Seule la perspective de la paix d'Amiens et la reprise du commerce avec l'Angleterre
amène les banquiers à soutenir Bonaparte à partir de 1802.
Gabriel Julien Ouvrard
(Clisson 11/10/1770 - Londres
??/10/1846)
Le financier Gabriel Julien Ouvrard anime sous le Directoire un vaste
réseau d'affaires lié au commerce colonial et aux fournitures militaires : depuis ses
bureaux parisiens, il contrôle trois maisons de commerce à Brest, Nantes et Orléans, la
banque Gamba, Gay & Cie à Anvers et détient des participations importantes
dans trois sociétés parisiennes (Girardot & Cie, Rougemont & Cie,
Charlemagne & Cie). Il également l'associé de fournisseurs importants :
Vanlerberghe pour le blé, les frères Michel pour les fournitures militaires, Caroillon
et Roy pour l'acier et le bois. Depuis la fin de l'Ancien régime, Ouvrard est associé
aux armateurs bordelais Baour et Balguerie.

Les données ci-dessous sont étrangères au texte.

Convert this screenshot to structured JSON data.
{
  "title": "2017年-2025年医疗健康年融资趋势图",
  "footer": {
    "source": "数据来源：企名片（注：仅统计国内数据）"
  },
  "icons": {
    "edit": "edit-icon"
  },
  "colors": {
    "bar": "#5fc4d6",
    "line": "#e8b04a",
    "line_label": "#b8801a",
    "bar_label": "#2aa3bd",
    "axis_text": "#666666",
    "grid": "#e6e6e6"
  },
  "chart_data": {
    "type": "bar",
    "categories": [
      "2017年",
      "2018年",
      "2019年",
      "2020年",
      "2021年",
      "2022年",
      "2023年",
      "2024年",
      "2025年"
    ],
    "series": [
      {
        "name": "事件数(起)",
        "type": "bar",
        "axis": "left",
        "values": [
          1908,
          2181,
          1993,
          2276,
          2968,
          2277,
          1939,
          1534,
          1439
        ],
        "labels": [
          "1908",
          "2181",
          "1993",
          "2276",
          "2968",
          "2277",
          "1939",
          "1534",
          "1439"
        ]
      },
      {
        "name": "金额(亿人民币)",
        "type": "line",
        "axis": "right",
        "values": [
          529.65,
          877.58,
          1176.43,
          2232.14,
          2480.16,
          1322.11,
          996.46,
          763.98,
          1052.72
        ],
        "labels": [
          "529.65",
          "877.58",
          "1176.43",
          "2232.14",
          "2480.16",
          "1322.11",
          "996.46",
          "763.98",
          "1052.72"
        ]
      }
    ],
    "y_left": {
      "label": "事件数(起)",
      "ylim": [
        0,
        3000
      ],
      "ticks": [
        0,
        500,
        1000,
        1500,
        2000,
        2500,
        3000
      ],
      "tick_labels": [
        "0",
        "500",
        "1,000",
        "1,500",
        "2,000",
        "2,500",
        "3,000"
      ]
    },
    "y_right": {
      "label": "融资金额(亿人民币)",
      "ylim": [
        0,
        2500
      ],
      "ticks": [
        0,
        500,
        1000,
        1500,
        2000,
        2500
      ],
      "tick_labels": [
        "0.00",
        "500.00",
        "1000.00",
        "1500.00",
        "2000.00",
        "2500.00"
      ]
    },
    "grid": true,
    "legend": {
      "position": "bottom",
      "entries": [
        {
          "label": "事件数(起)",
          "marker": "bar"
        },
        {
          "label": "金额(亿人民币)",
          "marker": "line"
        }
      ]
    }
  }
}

En septembre 1798, il obtient la fourniture
générale des vivres de la Marine pour six ans : ce contrat de 64 millions de francs-or
fut passé au nom de son beau-frère Blanchard. Quelques mois plus tard, il reprend le
contrat de la flotte espagnole stationnée à Brest puis les fournitures de l'armée
d'Italie en 1799. Il est arrêté en janvier 1800 sur ordre du premier consul Bonaparte,
mais l'examen de ses comptes et de ses contrats (rédigés par son directeur juridique
Cambacérès) ne laisse apparaître aucune irrégularité. Ouvrard libéré, participe aux
approvisionnements de l'armée de Marengo et de l'armée d'Angleterre stationnée à
Boulogne ; il est également l'un des fondateurs de la Compagnie des Négociants
Réunis.
Après la crise de 1805, le Trésor public lui réclame la
somme de 141 millions de francs-or. En 1809, Ouvrard est emprisonné à Sainte-Pélagie
pour dette impayée et libéré trois mois plus tard. Comprenant que seule la paix
maritime peut ramener la croissance économique, il tente de négocier une paix secrète
avec l'Angleterre : ce projet mené avec Louis Bonaparte et Fouché lui vaut trois années
de prison. La Restauration lui rend ses biens et annule sa dette envers le Trésor : la
décision du duc de Richelieu, premier ministre de Louis XVIII, est sans doute motivée
par d'anciennes et fructueuses relations.